We only recommend floaties that are US Coast Guard Approved. A good flotation device will have a “neutral position”, which keeps the head up above the surface. These devices are designed to help someone who might have fallen off a boat. Even if they are too injured to swim on their own, the device should keep their head out of the water in order to breathe.
Our favorite floatie is the Stearns Puddle Jumper. For early swimmers, the Puddle Jumper has buoyancy on the front and the shoulders so the “neutral position” is heads-up and face-up. Floaties that attach to the back, like Swim Backpacks, can cause children to turn face down. Though these flotation devices are excellent for teaching purposes, they require supervision and aren’t approved life vests. A child using a swim backpack should already be comfortable using their arms to swim and lifting their chin out of the water.
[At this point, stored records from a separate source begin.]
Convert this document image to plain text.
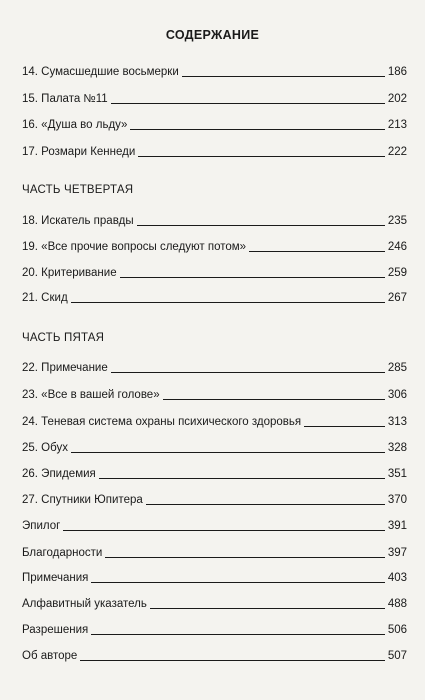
СОДЕРЖАНИЕ
14. Сумасшедшие восьмерки	186
15. Палата №11	202
16. «Душа во льду»	213
17. Розмари Кеннеди	222
ЧАСТЬ ЧЕТВЕРТАЯ
18. Искатель правды	235
19. «Все прочие вопросы следуют потом»	246
20. Критеривание	259
21. Скид	267
ЧАСТЬ ПЯТАЯ
22. Примечание	285
23. «Все в вашей голове»	306
24. Теневая система охраны психического здоровья	313
25. Обух	328
26. Эпидемия	351
27. Спутники Юпитера	370
Эпилог	391
Благодарности	397
Примечания	403
Алфавитный указатель	488
Разрешения	506
Об авторе	507
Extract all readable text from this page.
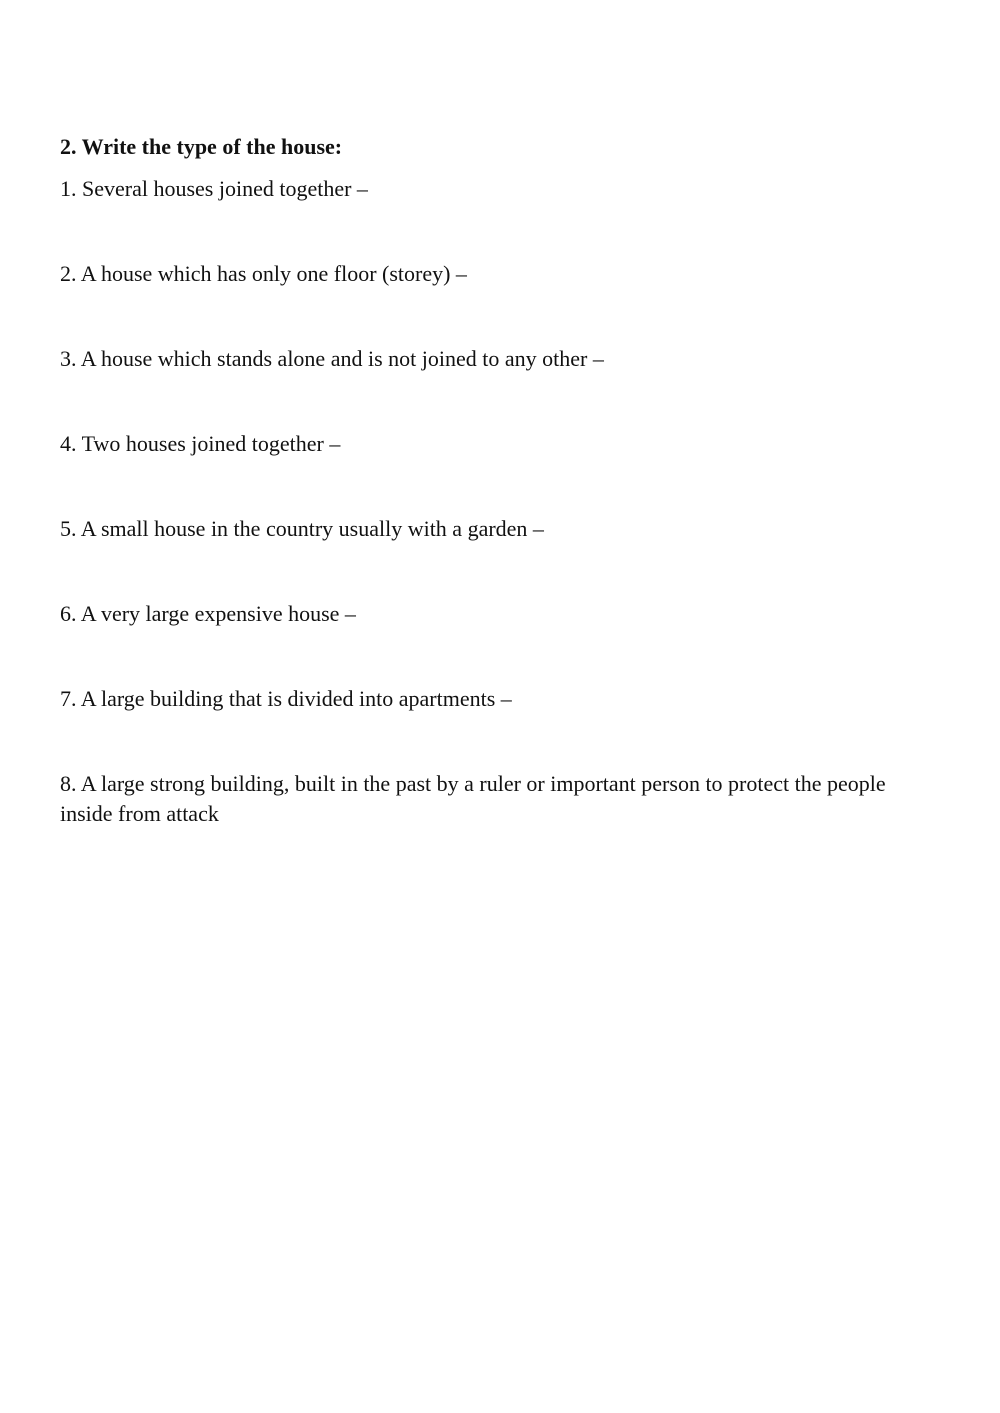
2. Write the type of the house:

1. Several houses joined together –

2. A house which has only one floor (storey) –

3. A house which stands alone and is not joined to any other –

4. Two houses joined together –

5. A small house in the country usually with a garden –

6. A very large expensive house –

7. A large building that is divided into apartments –

8. A large strong building, built in the past by a ruler or important person to protect the people inside from attack
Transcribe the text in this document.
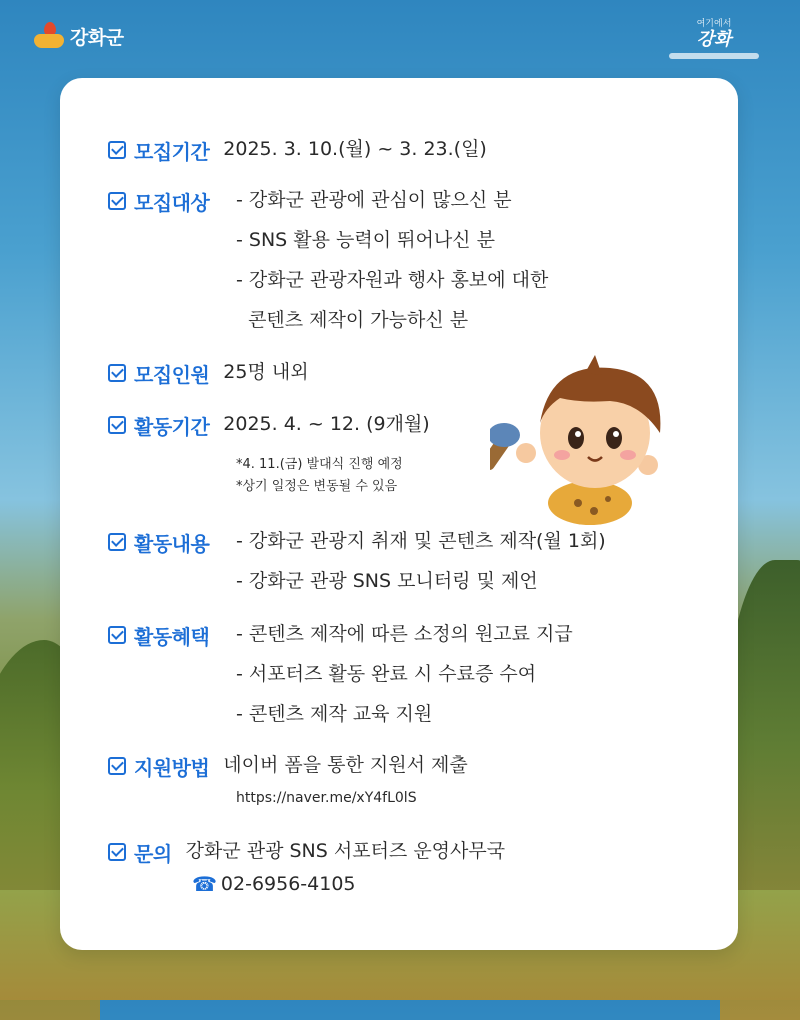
강화군
여기에서
강화
모집기간 2025. 3. 10.(월) ~ 3. 23.(일)
모집대상 - 강화군 관광에 관심이 많으신 분
- SNS 활용 능력이 뛰어나신 분
- 강화군 관광자원과 행사 홍보에 대한
콘텐츠 제작이 가능하신 분
모집인원 25명 내외
활동기간 2025. 4. ~ 12. (9개월)
*4. 11.(금) 발대식 진행 예정
*상기 일정은 변동될 수 있음
활동내용 - 강화군 관광지 취재 및 콘텐츠 제작(월 1회)
- 강화군 관광 SNS 모니터링 및 제언
활동혜택 - 콘텐츠 제작에 따른 소정의 원고료 지급
- 서포터즈 활동 완료 시 수료증 수여
- 콘텐츠 제작 교육 지원
지원방법 네이버 폼을 통한 지원서 제출
https://naver.me/xY4fL0lS
문의 강화군 관광 SNS 서포터즈 운영사무국
☎ 02-6956-4105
Inflatable floaties can lose air, leaving kids without support. Instead, find a device made with a sturdy, buoyant material like foam. Also, look for chlorine resistant fabric; it will last longer. Kick-boards and tubes can be a lot of fun, but a child should never rely on a flotation device that they can lose a grip of. If the kick-board is the only thing keeping them above water, then disaster can happen if they lose it. Be sure to use a device that attaches to your child’s body and keeps them secure. It is important that the listed size of the floatie corresponds to your child’s weight, not age. An ill-fitting floatie may fail to keep a child’s head above water or their body in the device all together.
The best water safety to have is knowledge. Children who consistently wear floaties can get a false sense of security. Over the years, we have all heard the same horror story from many parents: their child forgot a floatie and jumped into the deep end, only to sink straight to the bottom. Scary circumstances like these can create fear of water in children and even set their swimming progress back. In order to cultivate a healthy relationship with water, supervise your child in the water without a floatie. Allow your children supervised, safe opportunities to swim without the floatie so they can feel the difference between their buoyancy and the support of the floatie. This can help build and maintain a healthy fear and respect of the water.
Lastly, it is important that any supervising adult knows where your child’s skills and their floatie’s assistance meet. We hope this has helped you choose the right personal flotation devices for your children and the path to learn to swim on their own!